On a tous dans l’esprit le souvenir du père, de la mère, d’un parent, d’un ami, d’un maître, d’un camarade, d’un collègue, ou d’un bienfaiteur, des gens plus ou moins proches qu’on a connu. Ceux-là sont pour nous des immortels tant qu’ils restent dans nos souvenirs. Mais ils meurent définitivement de notre mort ou de notre oubli ou de notre ingratitude. Je qualifie cette immortalité d’immortalité RELATIVE
On a tous aussi dans l’esprit le souvenir d’un prophète, d’Averroès, de Socrate, de Platon, de Voltaire, d’El Moutanabi, de Goethe de Beethoven, d’Oum Kelthoum, de Napoléon et l’Émir Abdelkader. Ceux-là on ne les a pas connu, mais nous nous les oublions pas, ni nous, ni ceux qui nous ont précédé, ni ceux qui nous succéderont. Ils dépassent l’esprit des hommes pour appartenir à la postpostérite. Cette immortalité je la qualifie d’immortalité ABSOLUE.

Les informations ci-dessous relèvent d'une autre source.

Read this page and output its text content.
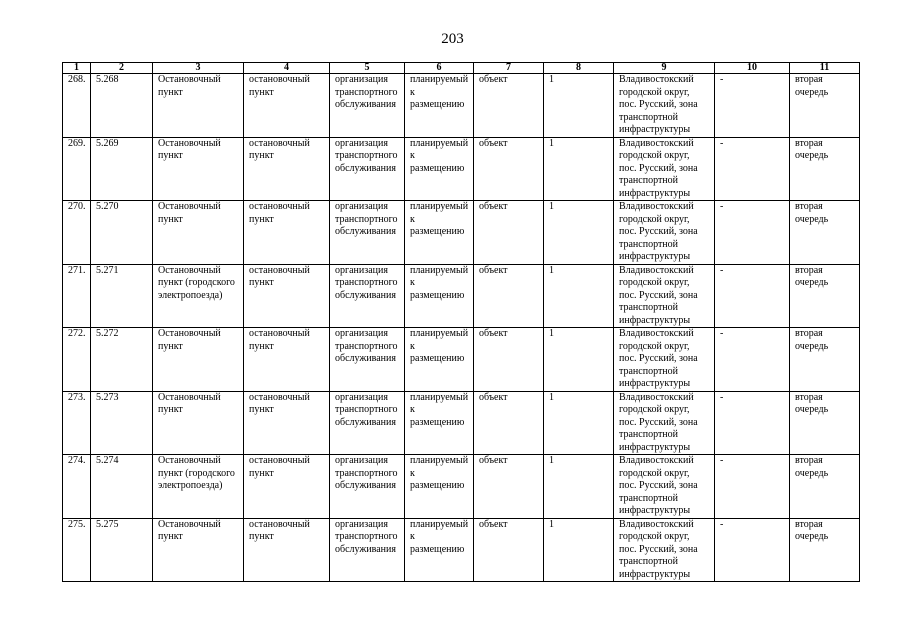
203
1	2	3	4	5	6	7	8	9	10	11
268.	5.268	Остановочный пункт	остановочный пункт	организация транспортного обслуживания	планируемый к размещению	объект	1	Владивостокский городской округ, пос. Русский, зона транспортной инфраструктуры	-	вторая очередь
269.	5.269	Остановочный пункт	остановочный пункт	организация транспортного обслуживания	планируемый к размещению	объект	1	Владивостокский городской округ, пос. Русский, зона транспортной инфраструктуры	-	вторая очередь
270.	5.270	Остановочный пункт	остановочный пункт	организация транспортного обслуживания	планируемый к размещению	объект	1	Владивостокский городской округ, пос. Русский, зона транспортной инфраструктуры	-	вторая очередь
271.	5.271	Остановочный пункт (городского электропоезда)	остановочный пункт	организация транспортного обслуживания	планируемый к размещению	объект	1	Владивостокский городской округ, пос. Русский, зона транспортной инфраструктуры	-	вторая очередь
272.	5.272	Остановочный пункт	остановочный пункт	организация транспортного обслуживания	планируемый к размещению	объект	1	Владивостокский городской округ, пос. Русский, зона транспортной инфраструктуры	-	вторая очередь
273.	5.273	Остановочный пункт	остановочный пункт	организация транспортного обслуживания	планируемый к размещению	объект	1	Владивостокский городской округ, пос. Русский, зона транспортной инфраструктуры	-	вторая очередь
274.	5.274	Остановочный пункт (городского электропоезда)	остановочный пункт	организация транспортного обслуживания	планируемый к размещению	объект	1	Владивостокский городской округ, пос. Русский, зона транспортной инфраструктуры	-	вторая очередь
275.	5.275	Остановочный пункт	остановочный пункт	организация транспортного обслуживания	планируемый к размещению	объект	1	Владивостокский городской округ, пос. Русский, зона транспортной инфраструктуры	-	вторая очередь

Je résume ce qui précède dans la règle suivante: la petite immortalité ne dure qu’un temps, mais la grande traverse les âges et dure tout le temps. Et je reviens à mon collègue retraité pour :
1- Constater, qu’au-delà de son cas personnel, tous les universitaires sont, par la force des choses, des immortels au sens ou Milan Kundera le rappelle.
2- Me demander combien d’entre eux sont des petits immortels et combien sont des grands par la force du rayonnement de leurs esprits ?

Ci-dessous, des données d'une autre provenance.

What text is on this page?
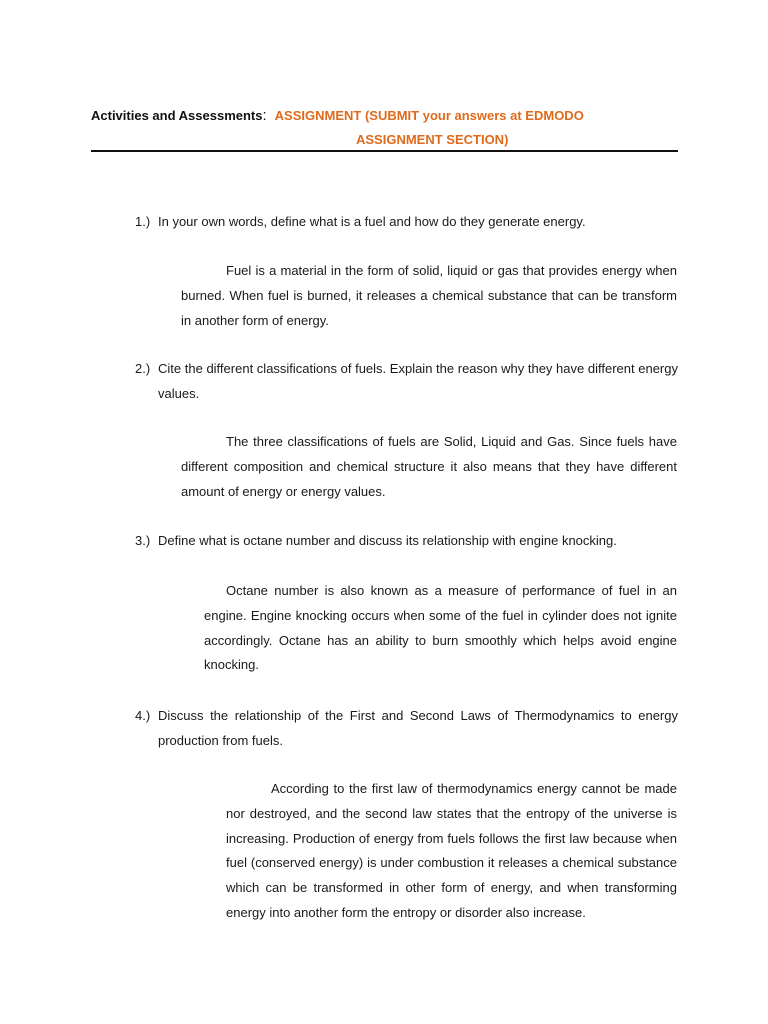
Activities and Assessments: ASSIGNMENT (SUBMIT your answers at EDMODO
ASSIGNMENT SECTION)
1.) In your own words, define what is a fuel and how do they generate energy.
Fuel is a material in the form of solid, liquid or gas that provides energy when burned. When fuel is burned, it releases a chemical substance that can be transform in another form of energy.
2.) Cite the different classifications of fuels. Explain the reason why they have different energy values.
The three classifications of fuels are Solid, Liquid and Gas. Since fuels have different composition and chemical structure it also means that they have different amount of energy or energy values.
3.) Define what is octane number and discuss its relationship with engine knocking.
Octane number is also known as a measure of performance of fuel in an engine. Engine knocking occurs when some of the fuel in cylinder does not ignite accordingly. Octane has an ability to burn smoothly which helps avoid engine knocking.
4.) Discuss the relationship of the First and Second Laws of Thermodynamics to energy production from fuels.
According to the first law of thermodynamics energy cannot be made nor destroyed, and the second law states that the entropy of the universe is increasing. Production of energy from fuels follows the first law because when fuel (conserved energy) is under combustion it releases a chemical substance which can be transformed in other form of energy, and when transforming energy into another form the entropy or disorder also increase.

3- conclure que la mort professionnelle, pour les petits immortels est une nécessité pour que se régénère le corps, et qu’elle n’est dramatique que quand elle touche les grands immortels. Or il est légitime de se demander si l’université algérienne a produit suffisamment de grands immortels, dignes du temple de la gloire et dont la disparition puisse menacer la société dans ses équilibrés. N’est-ce pas là que réside le mal mortel qui nous frappé?